October 27, 2014 - Hellcat
Before we go any further: Yes, ...Honor Is All We Know, the first Rancid album in nearly six years, absolutely rules. But did any of you Rancid-heads out there ever have any doubt? Now let us tell you why it rules…
The one big expectation with Berkeley’s favorite (or least most legit) punk-rock sons is that everything Rancid do needs to measure up to not only their classic first two albums, but also their previous band, the legendary Operation Ivy. ...Honor Is All We Know succeeds at both of those tasks by quickly returning to vocalist/guitarist Tim Armstrong and bassist/vocalist Matt Freeman’s ska-punk roots (see the absolutely skankable “Evil’s My Friend”) while staying true to the street-punk leanings of guitarist/vocalist Lars Frederiksen (album closer “Gravedigger” is a pure scorcher). Then there are the songs where they manage to blend both styles perfectly (see the jaw-dropping and seamless “In The Streets”), not to mention the tracks where they add even more influences to the mix. As you can see, there’s a lot to balance here.
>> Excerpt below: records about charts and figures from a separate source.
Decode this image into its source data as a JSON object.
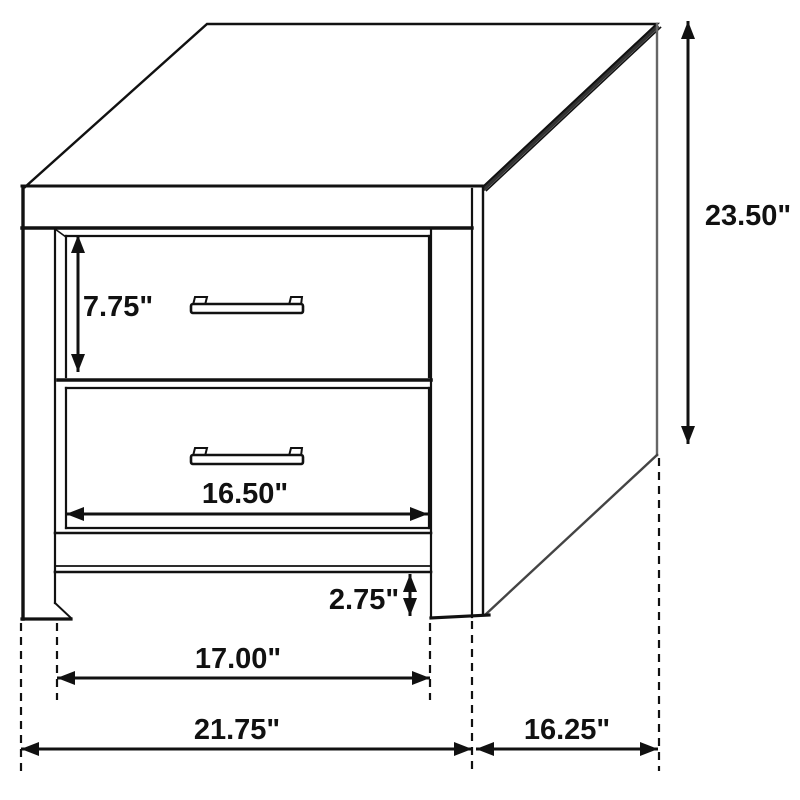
{
  "figure": {
    "unit": "inches",
    "background_color": "#ffffff",
    "line_color": "#111111",
    "labels": {
      "drawer_front_height": "7.75\"",
      "drawer_width": "16.50\"",
      "leg_height": "2.75\"",
      "inner_leg_span": "17.00\"",
      "overall_width": "21.75\"",
      "side_depth": "16.25\"",
      "overall_height": "23.50\""
    }
  }
}
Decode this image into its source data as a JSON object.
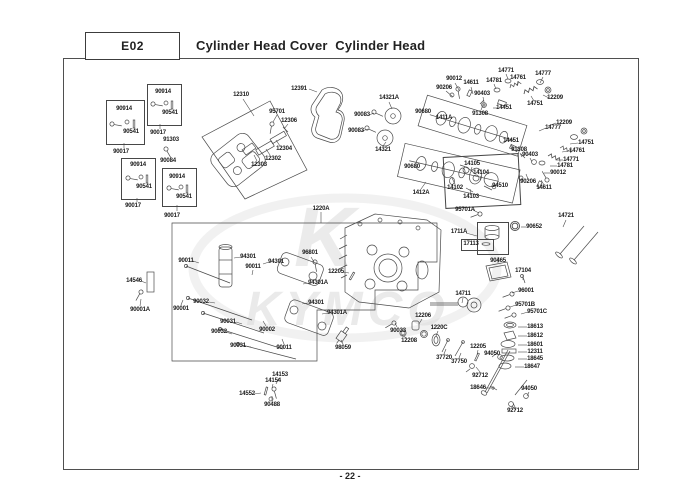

Featuring 14 songs that fly by in what feels like no time at all (32:47, to be exact), Rancid’s eighth album doesn’t sound forced, which for a traditional punk band is often very hard to pull off. A song like “Face Up,” with its handclaps, shout-alongs and deep, swinging beat could only be written by a band who don't give one fuck, which is usually where the best punk rock comes from. This album is crammed with brave choices; the rockabilly gunfight swagger in “Already Dead” is like a Clint Eastwood movie with a Mohawk, “Everybody’s Sufferin’” is pure reggae-punk bliss and the title track, previously heard on one of Armstrong’s Tim Timebomb mixtapes from 2013, not only blazes like something off of Rancid’s self-titled debut from 1993, they actually pronounce “honor” with a hard “H”! How badass is that?
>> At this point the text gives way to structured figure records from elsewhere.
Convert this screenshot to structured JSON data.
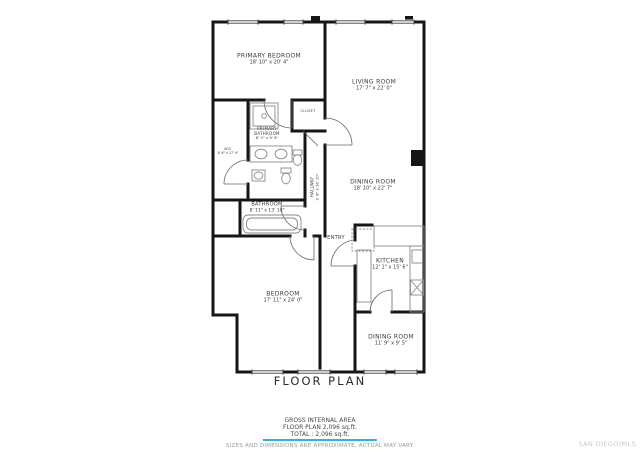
{
  "title": "FLOOR PLAN",
  "rooms": {
    "primary_bedroom": {
      "name": "PRIMARY BEDROOM",
      "dims": "18' 10\" x 20' 4\""
    },
    "living_room": {
      "name": "LIVING ROOM",
      "dims": "17' 7\" x 22' 0\""
    },
    "dining_room_upper": {
      "name": "DINING ROOM",
      "dims": "18' 10\" x 22' 7\""
    },
    "primary_bathroom": {
      "name": "PRIMARY BATHROOM",
      "dims": "8' 2\" x 9' 9\""
    },
    "wic": {
      "name": "WIC",
      "dims": "6' 6\" x 17' 9\""
    },
    "closet": {
      "name": "CLOSET",
      "dims": ""
    },
    "hallway": {
      "name": "HALLWAY",
      "dims": "3' 8\" x 16' 10\""
    },
    "bathroom": {
      "name": "BATHROOM",
      "dims": "8' 11\" x 13' 10\""
    },
    "entry": {
      "name": "ENTRY",
      "dims": ""
    },
    "bedroom": {
      "name": "BEDROOM",
      "dims": "17' 11\" x 24' 0\""
    },
    "kitchen": {
      "name": "KITCHEN",
      "dims": "12' 1\" x 15' 6\""
    },
    "dining_room_lower": {
      "name": "DINING ROOM",
      "dims": "11' 9\" x 9' 5\""
    }
  },
  "footer": {
    "area_heading": "GROSS INTERNAL AREA",
    "area_line": "FLOOR PLAN 2,096 sq.ft.",
    "total_line": "TOTAL :  2,096 sq.ft.",
    "disclaimer": "SIZES AND DIMENSIONS ARE APPROXIMATE, ACTUAL MAY VARY.",
    "accent_color": "#2bb3e6"
  },
  "watermark": "SAN DIEGO|MLS",
  "colors": {
    "wall": "#161616",
    "fixture": "#8a8a8a",
    "door": "#666666"
  }
}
Rancid have gotten a lot of shit over the years for being cartoon-like punk rockers with goofy haircuts and even goofier accents, people crying “sellout” whenever they dare to make any kind of business move, but the reality is this band have consistently delivered some of the best, most honest punk rock of the past two decades. ...Honor Is All We Know is a very welcome addition to Rancid’s nearly impeccable legacy.